The orderings can also affect the dataflow load when the required rotations are known. For example, as shown in FIGS. 8A and 8B, for a polynomial with 64 coefficients (N=64), where the numbers 0 to 63 represent the index value of the coefficients, a required data movement for “rotate by one” may be performed as a regular ordering 810 (FIG. 8A) and an even-odd ordering 820 (FIG. 8B). As dataflows are movements of coefficients, such dataflows are illustrated as arrows. As schematically demonstrated in FIGS. 8A and 8B, the selected ordering significantly affects the dataflow load.

It should be noted that a dataflow load should be counted or measured as the distance from one permute unit to another. For example, referring to FIG. 8A, dataflows for a rotation between coefficients at locations 56 and 62 may be counted as ‘6’ (as it needed to “cross” 6 permute units). In contrast, referring to FIG. 8B, dataflows for a rotation between coefficients at locations 48 and 50 may be counted as ‘1’ (as the permute units are adjacent).

Returning to FIG. 7, at S720, the required permutations are determined or otherwise derived based on the required rotations and the modulus of the polynomials before each permutation is considered. The modulus relates to the number of residues and directly influences the amount of data needed to be permuted. Permutations are equivalent to rotations of data encoded in polynomial vectors as defined by Equation 1. Typically, the number of permutations is proportional to the number of rotations.

At S730, based on the number of required permutations and a given ordering, the dataflow load is determined. This includes determining how many permutations are fully executed within local permute units and how many would require moving coefficients from one unit to another. The “distance” between units may also be factored in during the determination of dataflow load. It should be noted that the dataflow load is a function of a specific architecture of the hardware accelerator.

It should be noted that S710, S720, and S730 are performed for each set of BTS parameters and that the ordering is derived from the optional orderings.

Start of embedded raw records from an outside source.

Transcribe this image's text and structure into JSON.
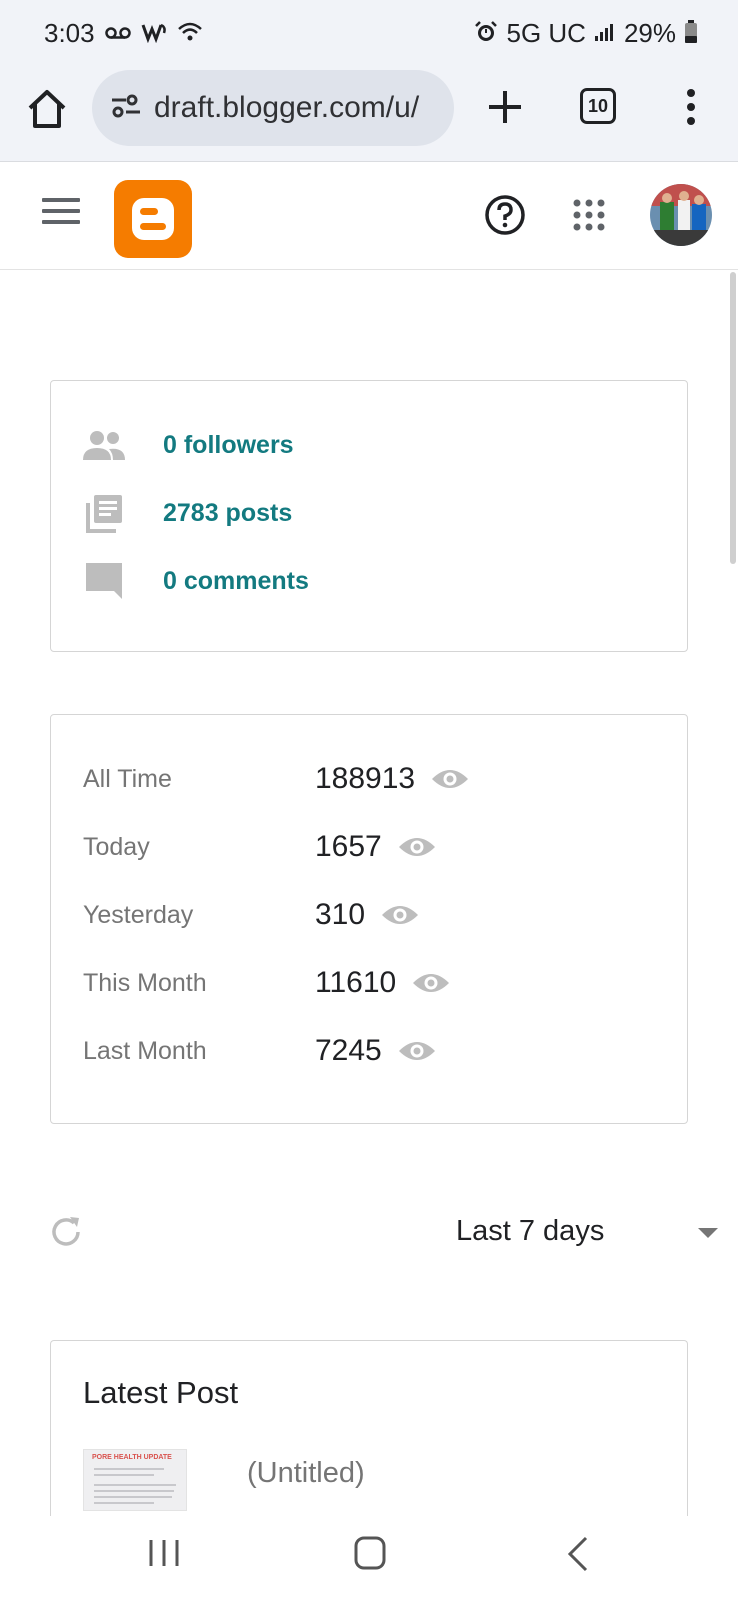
{
  "status_bar": {
    "time": "3:03",
    "network": "5G UC",
    "battery": "29%",
    "icons": [
      "voicemail-icon",
      "wifi-calling-icon",
      "wifi-icon",
      "alarm-icon",
      "signal-icon",
      "battery-icon"
    ]
  },
  "browser": {
    "url": "draft.blogger.com/u/",
    "tab_count": "10"
  },
  "blogger": {
    "logo_color": "#f57c00",
    "accent_color": "#137a80"
  },
  "counts": {
    "followers": "0 followers",
    "posts": "2783 posts",
    "comments": "0 comments"
  },
  "stats": [
    {
      "label": "All Time",
      "value": "188913"
    },
    {
      "label": "Today",
      "value": "1657"
    },
    {
      "label": "Yesterday",
      "value": "310"
    },
    {
      "label": "This Month",
      "value": "11610"
    },
    {
      "label": "Last Month",
      "value": "7245"
    }
  ],
  "range": {
    "selected": "Last 7 days"
  },
  "latest_post": {
    "heading": "Latest Post",
    "title": "(Untitled)",
    "thumbnail_caption": "PORE HEALTH UPDATE"
  }
}
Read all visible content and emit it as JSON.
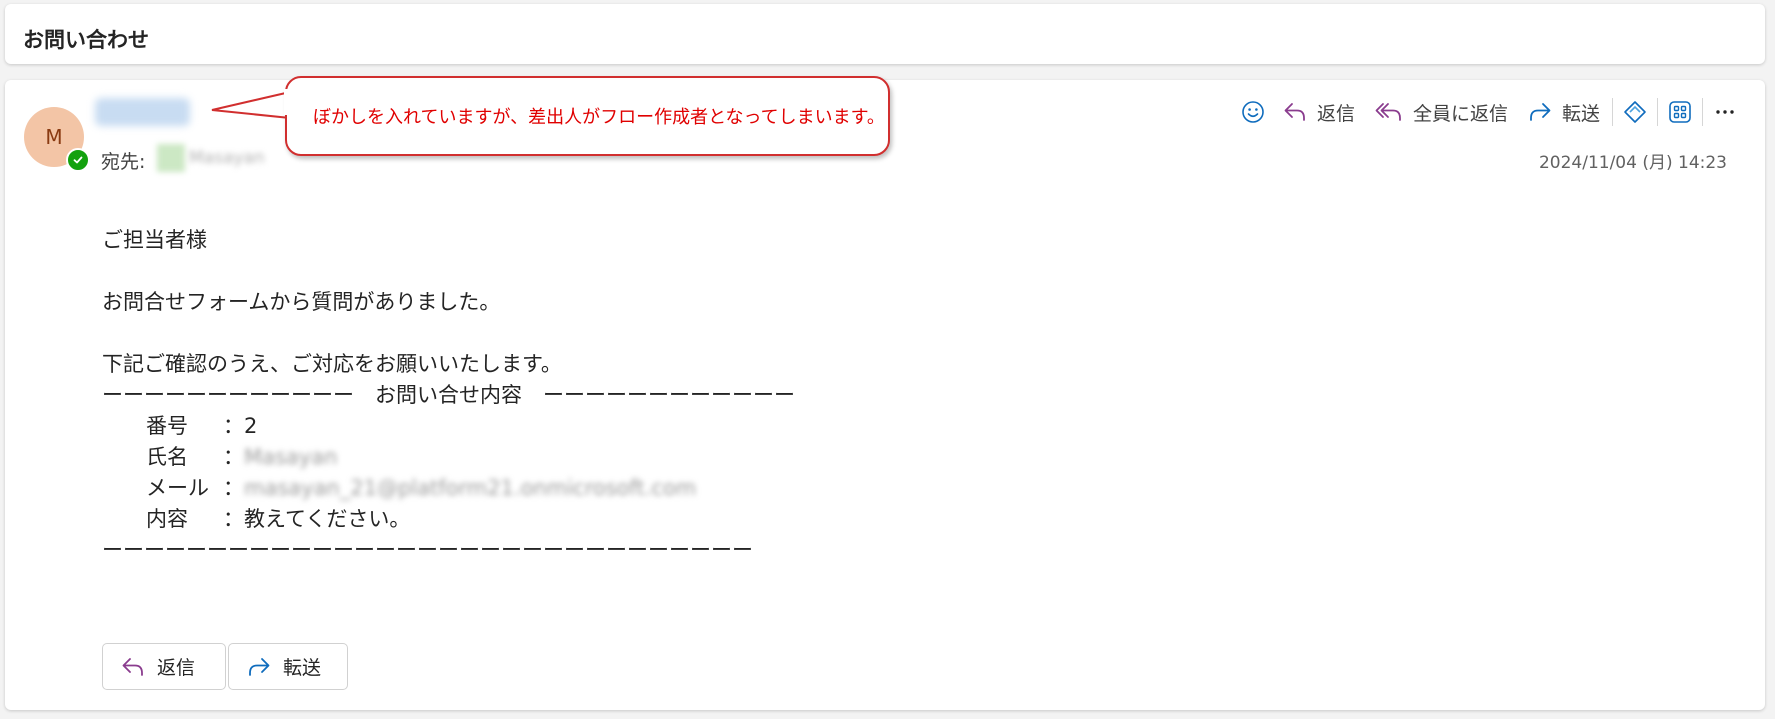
{
  "subject": "お問い合わせ",
  "message": {
    "avatar_initial": "M",
    "to_label": "宛先:",
    "to_blurred": "Masayan",
    "date": "2024/11/04 (月) 14:23",
    "callout": "ぼかしを入れていますが、差出人がフロー作成者となってしまいます。"
  },
  "toolbar": {
    "reply": "返信",
    "reply_all": "全員に返信",
    "forward": "転送"
  },
  "body": {
    "greeting": "ご担当者様",
    "line1": "お問合せフォームから質問がありました。",
    "line2": "下記ご確認のうえ、ご対応をお願いいたします。",
    "divider_top": "ーーーーーーーーーーーー　お問い合せ内容　ーーーーーーーーーーーー",
    "fields": [
      {
        "label": "番号",
        "sep": "：",
        "value": "2"
      },
      {
        "label": "氏名",
        "sep": "：",
        "value": "Masayan"
      },
      {
        "label": "メール",
        "sep": "：",
        "value": "masayan_21@platform21.onmicrosoft.com"
      },
      {
        "label": "内容",
        "sep": "：",
        "value": "教えてください。"
      }
    ],
    "divider_bottom": "ーーーーーーーーーーーーーーーーーーーーーーーーーーーーーーー"
  },
  "footer": {
    "reply": "返信",
    "forward": "転送"
  },
  "colors": {
    "reply_icon": "#8a3c8e",
    "forward_icon": "#0f6cbd",
    "callout_text": "#e00000"
  }
}
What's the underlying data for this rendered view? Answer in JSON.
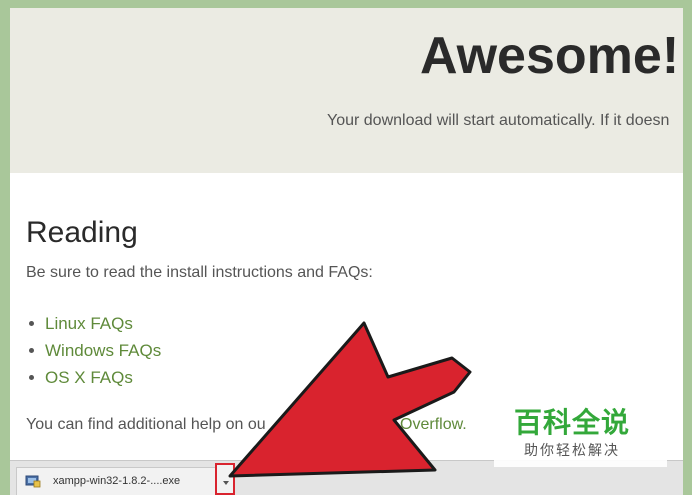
{
  "hero": {
    "title": "Awesome!",
    "subtitle": "Your download will start automatically. If it doesn"
  },
  "reading": {
    "title": "Reading",
    "intro": "Be sure to read the install instructions and FAQs:",
    "faqs": [
      {
        "label": "Linux FAQs"
      },
      {
        "label": "Windows FAQs"
      },
      {
        "label": "OS X FAQs"
      }
    ],
    "help_prefix": "You can find additional help on ou",
    "help_link": "k Overflow."
  },
  "download_bar": {
    "file_name": "xampp-win32-1.8.2-....exe",
    "file_icon": "installer-icon",
    "menu_icon": "chevron-down-icon"
  },
  "overlay": {
    "arrow_color": "#d9232e"
  },
  "watermark": {
    "title": "百科全说",
    "subtitle": "助你轻松解决"
  },
  "colors": {
    "frame": "#a9c79a",
    "hero_bg": "#ebebe3",
    "link": "#5f8a3a",
    "highlight": "#d9232e"
  }
}
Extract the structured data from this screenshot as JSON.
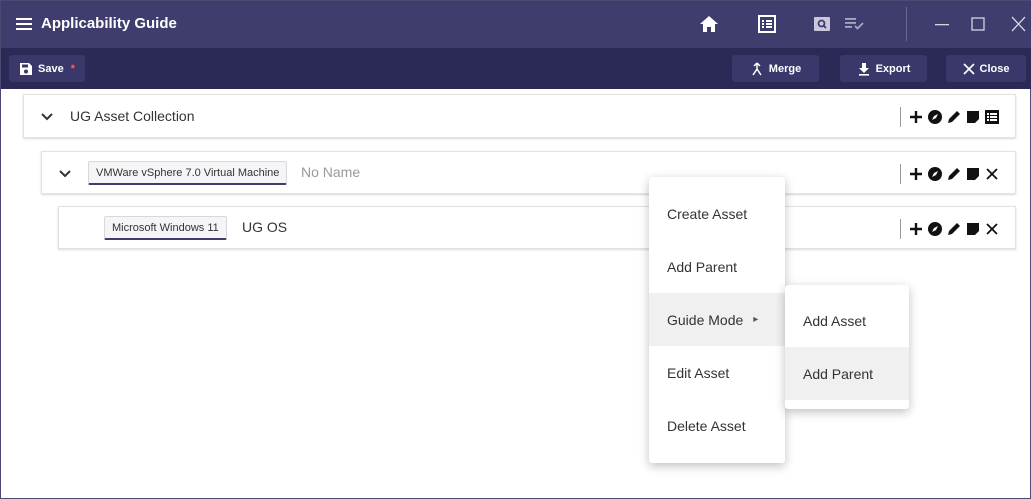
{
  "window": {
    "title": "Applicability Guide"
  },
  "toolbar": {
    "save_label": "Save",
    "unsaved_marker": "*",
    "merge_label": "Merge",
    "export_label": "Export",
    "close_label": "Close"
  },
  "tree": {
    "root": {
      "label": "UG Asset Collection"
    },
    "vm": {
      "type": "VMWare vSphere 7.0 Virtual Machine",
      "name": "No Name"
    },
    "os": {
      "type": "Microsoft Windows 11",
      "name": "UG OS"
    }
  },
  "context_menu": {
    "items": [
      {
        "label": "Create Asset"
      },
      {
        "label": "Add Parent"
      },
      {
        "label": "Guide Mode",
        "has_submenu": true,
        "submenu_arrow": "▸"
      },
      {
        "label": "Edit Asset"
      },
      {
        "label": "Delete Asset"
      }
    ],
    "highlighted": "Guide Mode"
  },
  "submenu": {
    "items": [
      {
        "label": "Add Asset"
      },
      {
        "label": "Add Parent"
      }
    ],
    "highlighted": "Add Parent"
  },
  "colors": {
    "titlebar": "#3f3d6e",
    "toolbar": "#2b2956",
    "unsaved_marker": "#ff5c5c",
    "highlight": "#f0f0f0"
  },
  "icons": {
    "titlebar": [
      "hamburger-icon",
      "home-icon",
      "list-box-icon",
      "search-box-icon",
      "checklist-icon"
    ],
    "window": [
      "minimize-icon",
      "maximize-icon",
      "close-icon"
    ],
    "row_actions": [
      "plus-icon",
      "compass-icon",
      "pencil-icon",
      "note-icon",
      "list-icon",
      "close-icon"
    ]
  }
}
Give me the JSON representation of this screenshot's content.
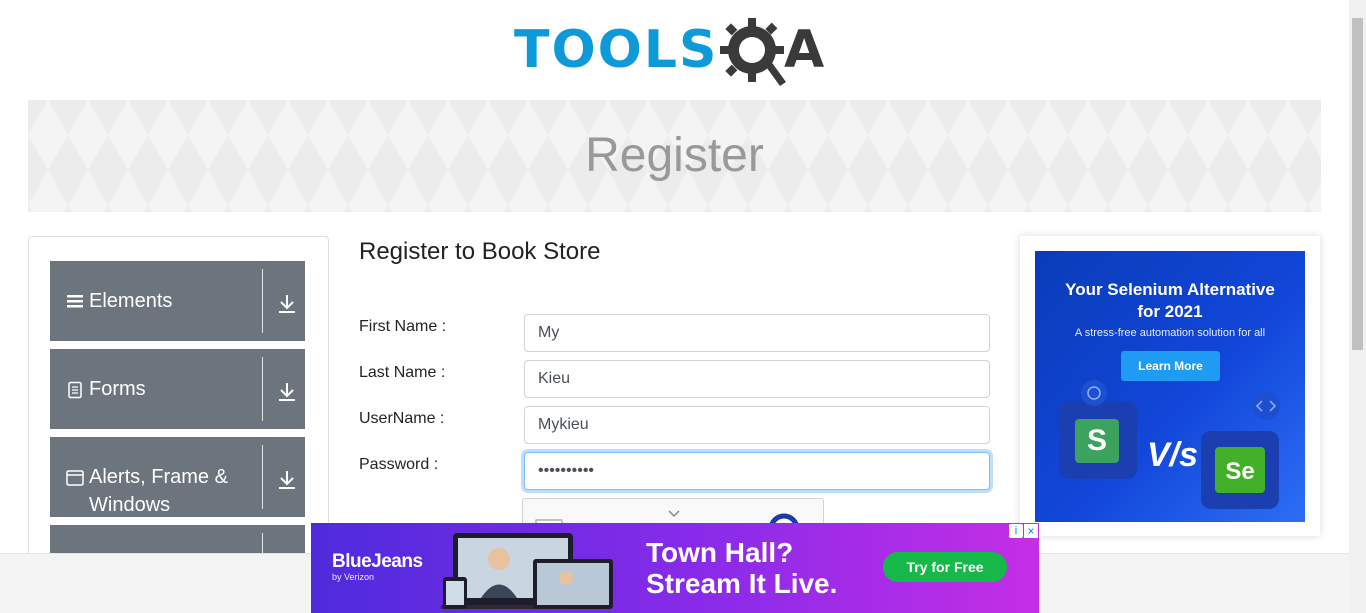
{
  "logo": {
    "text_tools": "TOOLS",
    "text_a": "A"
  },
  "banner": {
    "title": "Register"
  },
  "sidebar": {
    "groups": [
      {
        "label": "Elements",
        "icon": "hamburger-icon"
      },
      {
        "label": "Forms",
        "icon": "document-icon"
      },
      {
        "label": "Alerts, Frame &",
        "label2": "Windows",
        "icon": "window-icon"
      },
      {
        "label": "",
        "icon": ""
      }
    ]
  },
  "form": {
    "title": "Register to Book Store",
    "first_name_label": "First Name :",
    "first_name_value": "My",
    "last_name_label": "Last Name :",
    "last_name_value": "Kieu",
    "username_label": "UserName :",
    "username_value": "Mykieu",
    "password_label": "Password :",
    "password_value": "••••••••••"
  },
  "right_ad": {
    "headline_line1": "Your Selenium Alternative",
    "headline_line2": "for 2021",
    "sub": "A stress-free automation solution for all",
    "cta": "Learn More",
    "vs_text": "V/s",
    "tile_left": "S",
    "tile_right": "Se"
  },
  "bottom_ad": {
    "brand": "BlueJeans",
    "brand_sub": "by Verizon",
    "headline1": "Town Hall?",
    "headline2": "Stream It Live.",
    "cta": "Try for Free",
    "adchoice": "i",
    "close": "×"
  },
  "colors": {
    "brand_blue": "#0e9ad8",
    "sidebar_gray": "#6c757d",
    "focus_border": "#80bdff"
  }
}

At S740, the set of BTS (program) parameters and ordering that yields a required dataflow load is selected. In an embodiment, the required dataflow load is predefined. In some embodiments, the required dataflow load is a minimum dataflow load achieving optimal performance, where the optimal performance is measured as a function of compute resource and memory utilization. The dataflow load can be measured as an average power consumption, a bisection bandwidth, or both.

Returning to FIG. 6, at S640, the FHE program is modified to include an instruction or instructions causing placement of the coefficients in the permute units and a performance of the permutations based on the determined optimal ordering and set of program parameters. Further, the FHE program is initialized with the set of optimal parameters. It should be noted that the coefficients may be loaded to internal memory 372 prior to or during the execution of the FHE program or a bootstrapping action.

It should be noted that the placement of the coefficients in a way that reduces the dataflow load ensures optimal performance of the FHE accelerator. Further, such placements may be determined while considering the hardware constraints of the FHE accelerator, such constraints including the memory size of the internal memory, the accelerator's size, and the accelerator's compute resources. It should be further noted that the placement of the coefficients also includes ordering the coefficients within each permute unit 410.

It should be understood that the operations described herein cannot be performed using the human mind or by performing the operation using paper and pencil. A human operator applies subjective criteria to select/simulate/predict, leading to results that are not consistent between different human operators and often not consistent between the same human performing the same task repeatedly, and in particular at the speeds required to provide an operable solution. The number of possible permutations for program parameters, their values, and optional orderings by far exceeds any practical use of the human mind.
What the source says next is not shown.